Yet even as he sidled past the dinghy a concussion shook the M.L. from stem to stern. It was a far different concussion from that caused by her own quick-firer. This time her opponent had got one home.

M.L. 1071 stopped dead, like a man who receives a knock-out blow between the eyes. Pungent smoke enveloped her, as she rolled sullenly on the long swell. Then the pall of smoke was rent by a furious blast of red flame. An unlucky shot had struck her amidships, playing havoc in the engine-room and igniting one of the petrol-tanks.

Nor was that the worst of the business. A fire could be subdued with little difficulty by means of patent extinguishers; but the projectile, luckily without exploding, had passed completely through both sides of the wooden hull of the M.L., tearing jagged holes that were admitting volumes of the North Sea into her engine-room.

Valiantly the artificers, directly they recovered from the disconcerting effects of the projectile, strove to quench the flames until, knee-deep in water on which floated patches of blazing petrol, they were compelled to evacuate their untenable posts. Scorched and almost suffocated by the fumes from the chemicals, they gained the deck and collapsed.

"Fall in aft!" roared Wakefield. "Swing out the boat! Look lively there, men!"
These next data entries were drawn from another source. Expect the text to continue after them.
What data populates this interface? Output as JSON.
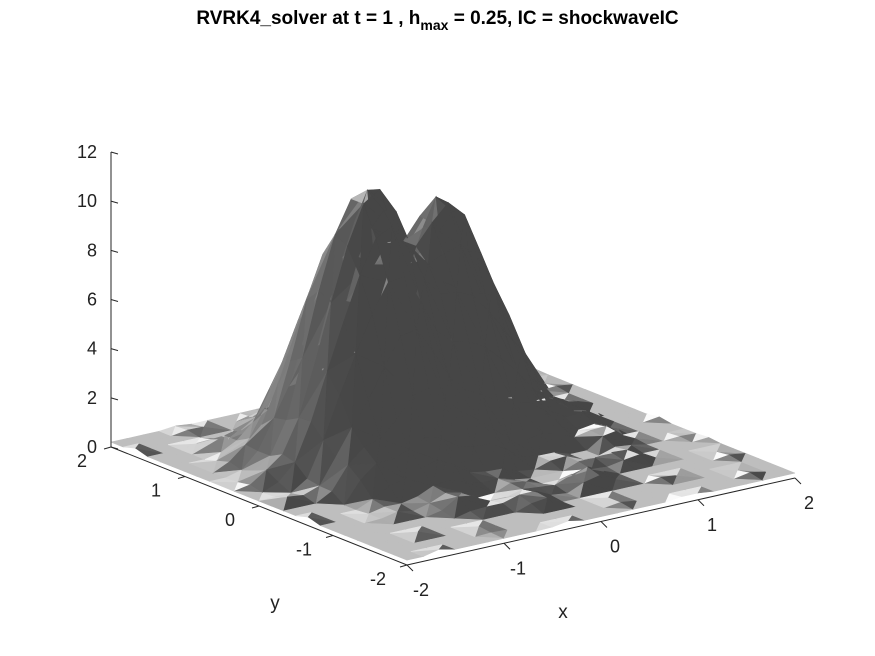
{
  "chart_data": {
    "type": "surface",
    "title": {
      "prefix": "RVRK4_solver at t = 1 , h",
      "subscript": "max",
      "suffix": " = 0.25, IC = shockwaveIC"
    },
    "xlabel": "x",
    "ylabel": "y",
    "zlabel": "",
    "xlim": [
      -2,
      2
    ],
    "ylim": [
      -2,
      2
    ],
    "zlim": [
      0,
      12
    ],
    "xticks": [
      -2,
      -1,
      0,
      1,
      2
    ],
    "yticks": [
      -2,
      -1,
      0,
      1,
      2
    ],
    "zticks": [
      0,
      2,
      4,
      6,
      8,
      10,
      12
    ],
    "grid": false,
    "colormap": "gray",
    "surface": {
      "description_free": true,
      "peak_value": 10.9,
      "peak_center": [
        -0.6,
        0.4
      ],
      "ridge_end_value": 9.2,
      "ridge_end_center": [
        0.4,
        0.6
      ],
      "base_value": 0.2
    }
  },
  "colors": {
    "axis": "#262626",
    "background": "#ffffff",
    "surface_dark": "#4a4a4a",
    "surface_light": "#f4f4f4"
  }
}
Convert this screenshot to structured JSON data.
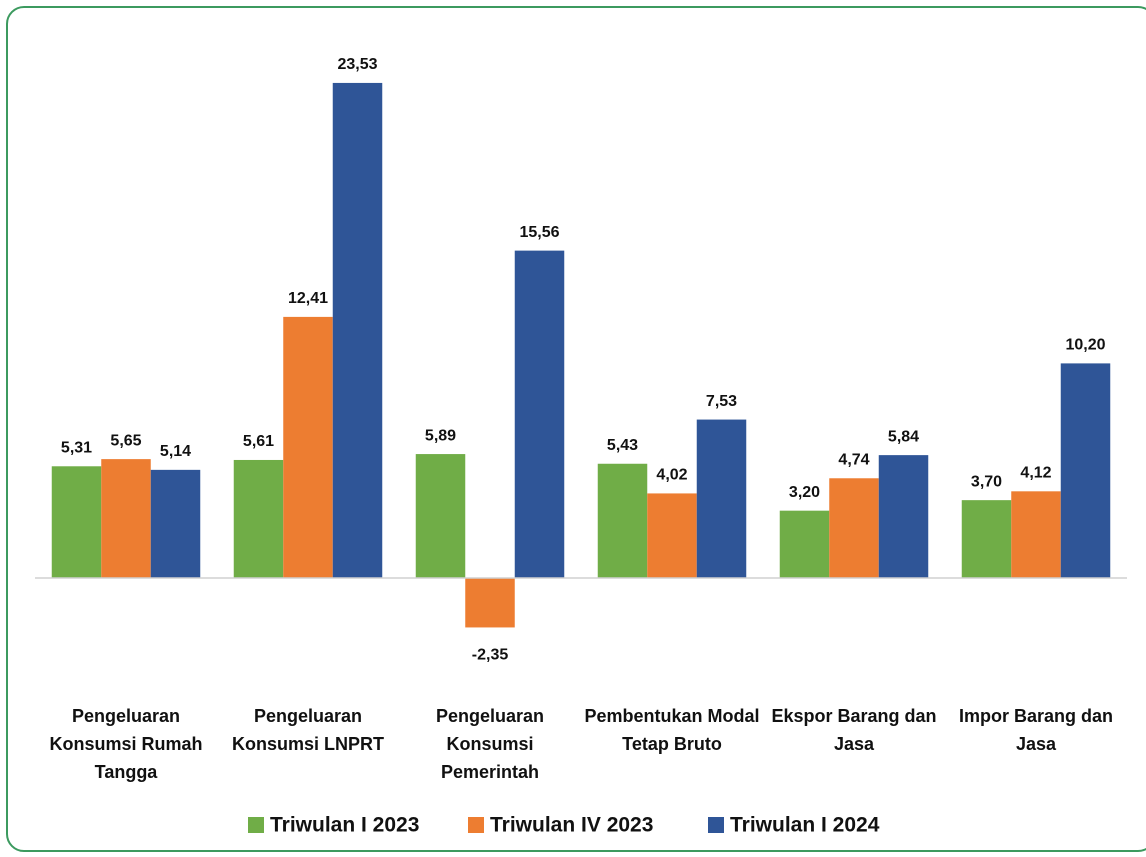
{
  "chart_data": {
    "type": "bar",
    "categories": [
      "Pengeluaran Konsumsi Rumah Tangga",
      "Pengeluaran Konsumsi LNPRT",
      "Pengeluaran Konsumsi Pemerintah",
      "Pembentukan Modal Tetap Bruto",
      "Ekspor Barang dan Jasa",
      "Impor Barang dan Jasa"
    ],
    "series": [
      {
        "name": "Triwulan I 2023",
        "color": "#70ad47",
        "values": [
          5.31,
          5.61,
          5.89,
          5.43,
          3.2,
          3.7
        ],
        "value_labels": [
          "5,31",
          "5,61",
          "5,89",
          "5,43",
          "3,20",
          "3,70"
        ]
      },
      {
        "name": "Triwulan IV 2023",
        "color": "#ed7d31",
        "values": [
          5.65,
          12.41,
          -2.35,
          4.02,
          4.74,
          4.12
        ],
        "value_labels": [
          "5,65",
          "12,41",
          "-2,35",
          "4,02",
          "4,74",
          "4,12"
        ]
      },
      {
        "name": "Triwulan I 2024",
        "color": "#2f5597",
        "values": [
          5.14,
          23.53,
          15.56,
          7.53,
          5.84,
          10.2
        ],
        "value_labels": [
          "5,14",
          "23,53",
          "15,56",
          "7,53",
          "5,84",
          "10,20"
        ]
      }
    ],
    "ylim": [
      -4,
      26
    ],
    "legend": "bottom"
  }
}
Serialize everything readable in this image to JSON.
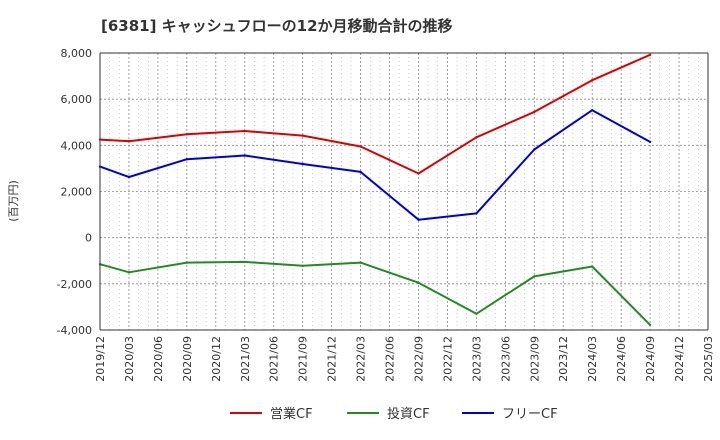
{
  "chart_data": {
    "type": "line",
    "title": "[6381]  キャッシュフローの12か月移動合計の推移",
    "ylabel": "(百万円)",
    "xlabel": "",
    "ylim": [
      -4000,
      8000
    ],
    "yticks": [
      8000,
      6000,
      4000,
      2000,
      0,
      -2000,
      -4000
    ],
    "ytick_labels": [
      "8,000",
      "6,000",
      "4,000",
      "2,000",
      "0",
      "-2,000",
      "-4,000"
    ],
    "categories": [
      "2019/12",
      "2020/03",
      "2020/06",
      "2020/09",
      "2020/12",
      "2021/03",
      "2021/06",
      "2021/09",
      "2021/12",
      "2022/03",
      "2022/06",
      "2022/09",
      "2022/12",
      "2023/03",
      "2023/06",
      "2023/09",
      "2023/12",
      "2024/03",
      "2024/06",
      "2024/09",
      "2024/12",
      "2025/03"
    ],
    "grid": true,
    "legend_position": "bottom",
    "series": [
      {
        "name": "営業CF",
        "color": "#dd0000",
        "points": [
          [
            "2019/12",
            4250
          ],
          [
            "2020/03",
            4180
          ],
          [
            "2020/09",
            4480
          ],
          [
            "2021/03",
            4620
          ],
          [
            "2021/09",
            4420
          ],
          [
            "2022/03",
            3950
          ],
          [
            "2022/09",
            2780
          ],
          [
            "2023/03",
            4350
          ],
          [
            "2023/09",
            5450
          ],
          [
            "2024/03",
            6820
          ],
          [
            "2024/09",
            7920
          ]
        ]
      },
      {
        "name": "投資CF",
        "color": "#228b22",
        "points": [
          [
            "2019/12",
            -1150
          ],
          [
            "2020/03",
            -1500
          ],
          [
            "2020/09",
            -1080
          ],
          [
            "2021/03",
            -1050
          ],
          [
            "2021/09",
            -1220
          ],
          [
            "2022/03",
            -1080
          ],
          [
            "2022/09",
            -1950
          ],
          [
            "2023/03",
            -3300
          ],
          [
            "2023/09",
            -1680
          ],
          [
            "2024/03",
            -1250
          ],
          [
            "2024/09",
            -3780
          ]
        ]
      },
      {
        "name": "フリーCF",
        "color": "#0000dd",
        "points": [
          [
            "2019/12",
            3080
          ],
          [
            "2020/03",
            2630
          ],
          [
            "2020/09",
            3400
          ],
          [
            "2021/03",
            3560
          ],
          [
            "2021/09",
            3190
          ],
          [
            "2022/03",
            2850
          ],
          [
            "2022/09",
            780
          ],
          [
            "2023/03",
            1050
          ],
          [
            "2023/09",
            3820
          ],
          [
            "2024/03",
            5520
          ],
          [
            "2024/09",
            4150
          ]
        ]
      }
    ]
  }
}
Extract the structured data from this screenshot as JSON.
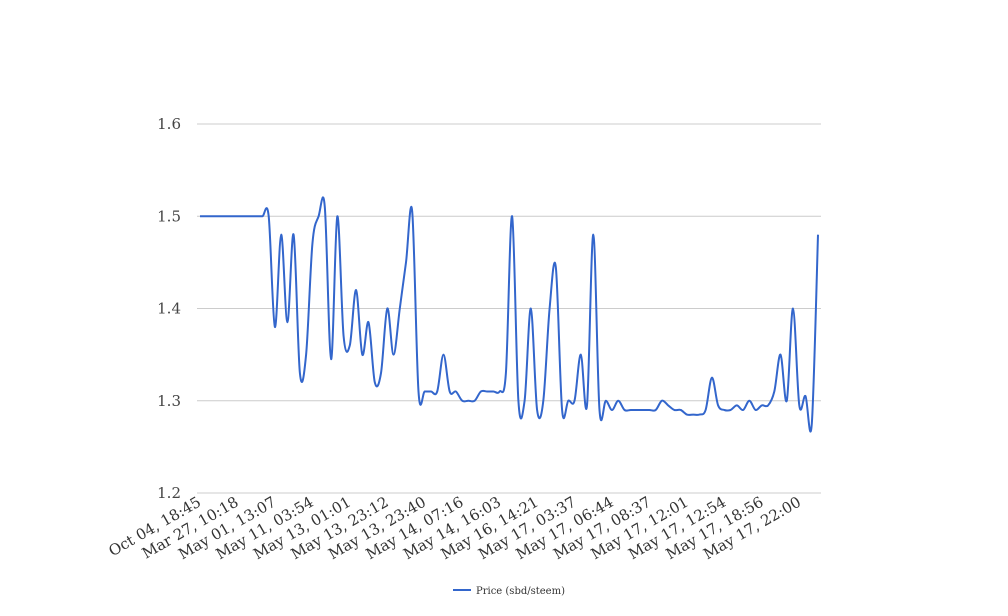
{
  "chart_data": {
    "type": "line",
    "title": "",
    "xlabel": "",
    "ylabel": "",
    "ylim": [
      1.2,
      1.6
    ],
    "yticks": [
      "1.2",
      "1.3",
      "1.4",
      "1.5",
      "1.6"
    ],
    "x_tick_labels": [
      "Oct 04, 18:45",
      "Mar 27, 10:18",
      "May 01, 13:07",
      "May 11, 03:54",
      "May 13, 01:01",
      "May 13, 23:12",
      "May 13, 23:40",
      "May 14, 07:16",
      "May 14, 16:03",
      "May 16, 14:21",
      "May 17, 03:37",
      "May 17, 06:44",
      "May 17, 08:37",
      "May 17, 12:01",
      "May 17, 12:54",
      "May 17, 18:56",
      "May 17, 22:00"
    ],
    "grid": true,
    "legend_position": "bottom",
    "series": [
      {
        "name": "Price (sbd/steem)",
        "color": "#3366cc",
        "values": [
          1.5,
          1.5,
          1.5,
          1.5,
          1.5,
          1.5,
          1.5,
          1.5,
          1.5,
          1.5,
          1.5,
          1.5,
          1.38,
          1.48,
          1.385,
          1.48,
          1.33,
          1.35,
          1.47,
          1.5,
          1.51,
          1.345,
          1.5,
          1.37,
          1.36,
          1.42,
          1.35,
          1.385,
          1.32,
          1.33,
          1.4,
          1.35,
          1.4,
          1.45,
          1.505,
          1.31,
          1.31,
          1.31,
          1.31,
          1.35,
          1.31,
          1.31,
          1.3,
          1.3,
          1.3,
          1.31,
          1.31,
          1.31,
          1.31,
          1.33,
          1.5,
          1.3,
          1.3,
          1.4,
          1.29,
          1.3,
          1.4,
          1.445,
          1.29,
          1.3,
          1.3,
          1.35,
          1.295,
          1.48,
          1.29,
          1.3,
          1.29,
          1.3,
          1.29,
          1.29,
          1.29,
          1.29,
          1.29,
          1.29,
          1.3,
          1.295,
          1.29,
          1.29,
          1.285,
          1.285,
          1.285,
          1.29,
          1.325,
          1.295,
          1.29,
          1.29,
          1.295,
          1.29,
          1.3,
          1.29,
          1.295,
          1.295,
          1.31,
          1.35,
          1.3,
          1.4,
          1.295,
          1.305,
          1.275,
          1.48
        ]
      }
    ]
  }
}
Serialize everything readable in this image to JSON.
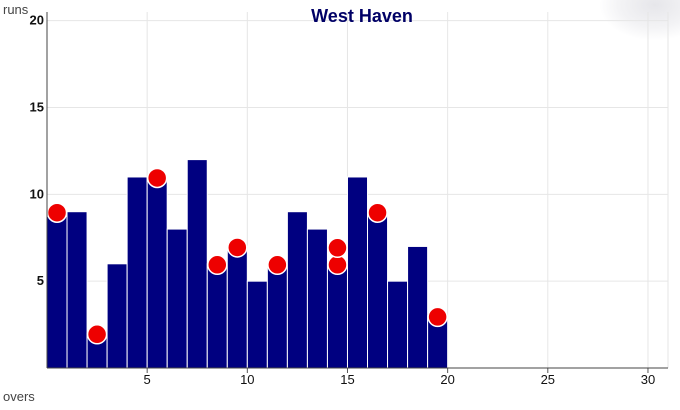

The crew needed no second bidding. Every man on board, save the two unconscious engine-room ratings, who were unceremoniously dragged aft by their messmates, knew that M.L. 1071 was doomed. It was a question whether she would blow up or founder, for the flames were momentarily increasing in violence and threatening to explode the magazine, while already the waves were lapping over her foredeck.

Quickly, yet without a vestige of panic, the men swung out the dinghy and lowered her from the davits. The two casualties were then lifted in, and the rest of the crew followed—Meredith and Wakefield being the last to leave.

"She's going down with flying colours at all events," exclaimed the skipper. "Give way, lads!"

The men pulled with a will. There is a powerful incentive to do so when in the vicinity of a couple of depth-charges that might at any moment be detonated with disastrous results.

"What's Fritz doing?" inquired one of the rowers, when at length the order was given to "Lay on your oars."